Being a data analyst, one is often given a web scraped messy data. So before analysing anything analysts dig deep into data to scrupulously pinpoint the mistakes and perform many types of sanity checks to ensure that the data is reliable.
Data cleaning and preparation is the toughest task in data analytics. Data cleaning demands thoroughly going through the data points to comprehend what data quandary exists. Once the data problems are determined, they can be resolved as required.
In this article, I will demonstrate how data cleaning can be performed using python and pandas.
You can refer the code used in this blog at Addend-Analytics/Data-Cleaning-in-Python: Demonstrate how to clean data using python and pandas (github.com)
For this article, I have taken a sample dataset that contains the details of used cars which are being sold again.
So, the first and foremost thing is to import the dataset.
# import required packages
import pandas as pd
import numpy as np
# importing dataset
df = pd.read_csv(‘USA_cars_datasets.csv’)
Here’s what the data looks like:
Now, to get an overview of the dataset, simply call the function df.info(). This will produce the following output.
The output generated gives us a basic overview of the data.
Dropping unrequired columns
From the above output, it can be confirmed that there are no missing values in the dataset. However, there is a column Unnamed:0 that is not required, so it can be dropped.’
df = df.drop(columns=[‘Unnamed: 0’])
Replacing Wrong values
Upon inspecting the data, I found that the color column has some wrong values. So, these values can be replaced with no_color since the values with no color are already filled with these.
df[‘color’] = df[‘color’].replace(‘color:’, ‘no_color’)
Now in the condition column the number of time left is mentioned in days as well as hours.
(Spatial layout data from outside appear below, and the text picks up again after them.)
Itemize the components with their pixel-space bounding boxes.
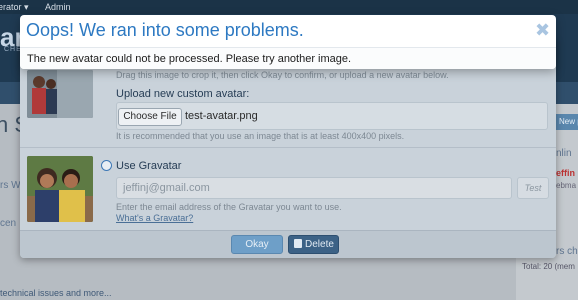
use-gravatar-label[interactable]: Use Gravatar xyxy=(116,160,181,172)
upload-label: Upload new custom avatar: xyxy=(116,88,250,100)
what-is-gravatar-link[interactable]: What's a Gravatar? xyxy=(116,213,193,223)
members-total: Total: 20 (mem xyxy=(522,262,575,271)
avatar-photo-icon xyxy=(27,70,93,118)
selected-file-name: test-avatar.png xyxy=(185,110,258,122)
test-gravatar-button[interactable]: Test xyxy=(517,177,549,199)
delete-button-label: Delete xyxy=(305,239,334,250)
trash-icon xyxy=(294,239,302,248)
close-icon[interactable]: ✖ xyxy=(535,21,550,39)
error-title: Oops! We ran into some problems. xyxy=(26,20,304,40)
top-bar: erator ▾ Admin xyxy=(0,0,578,14)
online-user-role: ebma xyxy=(556,181,577,190)
divider xyxy=(20,147,556,148)
moderator-menu[interactable]: erator ▾ xyxy=(0,0,29,14)
gravatar-email-hint: Enter the email address of the Gravatar … xyxy=(116,202,342,212)
section-heading: cen xyxy=(0,218,17,229)
admin-link[interactable]: Admin xyxy=(45,0,71,14)
sidebar-section-heading: rs ch xyxy=(556,246,578,257)
gravatar-email-input[interactable]: jeffinj@gmail.com xyxy=(116,177,512,199)
online-heading: nlin xyxy=(556,148,572,159)
delete-button[interactable]: Delete xyxy=(288,235,339,254)
footer-link[interactable]: technical issues and more... xyxy=(0,288,112,298)
online-user-link[interactable]: effin xyxy=(556,168,575,178)
crop-hint: Drag this image to crop it, then click O… xyxy=(116,70,449,80)
new-post-button[interactable]: New p xyxy=(556,114,578,130)
section-heading: rs W xyxy=(0,180,21,191)
current-avatar-preview[interactable] xyxy=(27,70,93,118)
okay-button[interactable]: Okay xyxy=(231,235,283,254)
gravatar-photo-icon xyxy=(27,156,93,222)
error-message: The new avatar could not be processed. P… xyxy=(27,53,352,65)
use-gravatar-radio[interactable] xyxy=(101,160,112,171)
gravatar-preview xyxy=(27,156,93,222)
size-recommendation: It is recommended that you use an image … xyxy=(116,131,405,141)
choose-file-button[interactable]: Choose File xyxy=(118,108,182,126)
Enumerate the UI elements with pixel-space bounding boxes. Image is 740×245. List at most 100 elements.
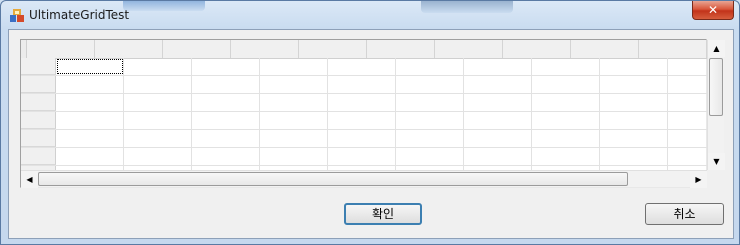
grid-row-header[interactable] — [21, 58, 56, 75]
grid-cell[interactable] — [600, 148, 668, 165]
grid-cell[interactable] — [600, 94, 668, 111]
grid-cell[interactable] — [260, 148, 328, 165]
grid-cell-current[interactable] — [56, 58, 124, 75]
grid-column-header[interactable] — [571, 40, 639, 58]
grid-row-header[interactable] — [21, 112, 56, 129]
grid-cell[interactable] — [56, 112, 124, 129]
grid-cell[interactable] — [192, 76, 260, 93]
horizontal-scroll-thumb[interactable] — [38, 172, 628, 186]
grid-cell[interactable] — [260, 112, 328, 129]
grid-cell[interactable] — [260, 76, 328, 93]
grid-cell[interactable] — [124, 58, 192, 75]
grid-cell[interactable] — [464, 148, 532, 165]
grid-cell[interactable] — [260, 58, 328, 75]
grid-cell[interactable] — [600, 76, 668, 93]
grid-column-header[interactable] — [639, 40, 707, 58]
grid-row — [21, 130, 707, 148]
ok-button[interactable]: 확인 — [344, 203, 422, 225]
horizontal-scrollbar[interactable]: ◀ ▶ — [21, 170, 707, 188]
grid-cell[interactable] — [56, 76, 124, 93]
grid-cell[interactable] — [124, 112, 192, 129]
grid-cell[interactable] — [124, 94, 192, 111]
grid-cell[interactable] — [396, 76, 464, 93]
grid-cell[interactable] — [464, 94, 532, 111]
grid-cell[interactable] — [668, 58, 707, 75]
grid-cell[interactable] — [532, 148, 600, 165]
grid-cell[interactable] — [396, 112, 464, 129]
grid-row-header[interactable] — [21, 130, 56, 147]
grid-cell[interactable] — [192, 112, 260, 129]
grid-cell[interactable] — [600, 112, 668, 129]
grid-cell[interactable] — [328, 112, 396, 129]
grid-column-header[interactable] — [95, 40, 163, 58]
grid-cell-area[interactable] — [21, 40, 707, 170]
vertical-scroll-thumb[interactable] — [709, 58, 723, 116]
grid-cell[interactable] — [396, 148, 464, 165]
grid-cell[interactable] — [464, 130, 532, 147]
grid-row — [21, 148, 707, 166]
grid-row-header[interactable] — [21, 76, 56, 93]
grid-cell[interactable] — [600, 130, 668, 147]
grid-cell[interactable] — [56, 94, 124, 111]
grid-column-header[interactable] — [367, 40, 435, 58]
grid-cell[interactable] — [668, 112, 707, 129]
grid-cell[interactable] — [532, 76, 600, 93]
close-icon: ✕ — [707, 3, 719, 17]
grid-cell[interactable] — [668, 130, 707, 147]
window-title: UltimateGridTest — [29, 8, 130, 22]
grid-cell[interactable] — [260, 94, 328, 111]
grid-cell[interactable] — [328, 76, 396, 93]
grid-cell[interactable] — [192, 58, 260, 75]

It does not follow a uniform structure, so it is not appropriate format for comparing. It is advisable that data points should in same format if they are being compared.
To solve this problem two new columns can be created – one stores the time and the other stores the day/hours. This can be extracted from the condition.
# extract number
df[‘days/hours’] = df[‘condition’].str.extract(r'(\d+)’)
# extracting days or hours from the “days”
# duplicating condition column
df[‘days’] = df[‘condition’]
# remove “left” from “days” column
df[‘days’] = df[‘days’].str.replace(‘left’,”)
# replace number from “days” column
df[‘days’] = df[‘days’].str.replace(r'(\d+)’,”)
If days contains days, then the hours value should be multiplied by 24, otherwise there is not need for any change as it is already mentioned in hours. # converting number of days
# converting number of days to humber of hours
df[‘hours’] = df.apply(lambda x: int(x[‘days/hours’]) * 24 if x[‘days’] == ‘ days ‘ else x[‘days/hours’], axis=1)
The final dataset looks something as below:
Now the data is cleaned and normalized. This data further can be used for analysis by data analysts.